Неуловимым движением руки он извлек крошечный сверток и бросил его на стол рядом с бутылкой вина.
— Сегодня вечером?.. Во имя милостивого Шальпы…
— Придумайте, как.
Взгляд Хаута на мгновение стыдливо обратился на Мор-ама, затем на Морию и снова ускользнул куда-то в пол; в мелочах бывший раб не менялся.
— Хорошее вино.
— Черт тебя побери, — дергая ртом, произнес Мор-ам. — Черт тебя побери…
— Тише, — сказала Мория, — тише, Мор-ам, не надо.
Затем Хауту:
— Хочешь поесть?
Это уже чисто по привычке: были времена, когда они голодали — она и Хаут.
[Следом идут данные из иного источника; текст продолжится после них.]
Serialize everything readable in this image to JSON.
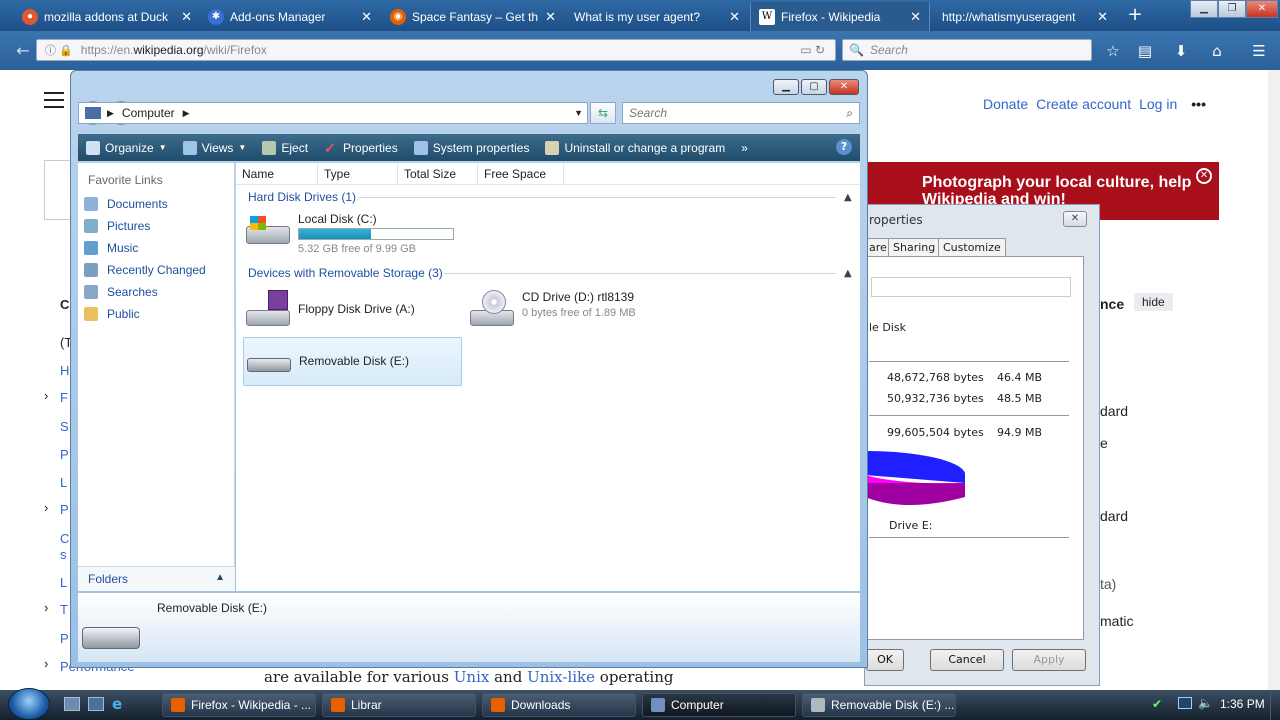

Теперь все это в прошлом, сейчас Мория даже располнела. Было время, она упивалась до потери рассудка, а Хаут любил ее даже тогда, когда она была немила сама себе. Теперь она была рассудительная, трезвая, раздобревшая — и напуганная.
— Ты не останешься?
…Она с ужасом думала об одиночестве, которое охватит ее после того, как Мор-ам уйдет с Хаутом (к слугам она не прикасалась — ее власть над ними была весьма ограничена, к тому же они были грубы). Хаут улыбнулся той застенчивой холодной улыбкой, которая роднила его с Ней, и провел пальцем по краю кубка, так и не подняв глаз.
— Нет, — ответил он.
И, повернувшись, вышел в темную прихожую. Перед ним отворилась дверь, взметнулся темный плащ, сметая свет свечей в темноту.
— Н-нужно идти, — безучастно сказал Мор-ам, — нужно найти плащ, отыскать Эро, он пойдет со мной — о боги, боги…
Дверь закрылась, заставив свечи биться в припадке.
— Эро! — заорал Мор-ам.
Мория стояла, обвив себя руками и безучастно уставившись в никуда.
Это был результат еще одного превращения, подобного той жуткой алхимии, которая свела ее с ума, приковав к этому богатству. Теперь они живут в пригороде, в Ее доме. И Хаут теперь принадлежит Ей, как тот мертвец — Стилчо, что разделял с ней ложе.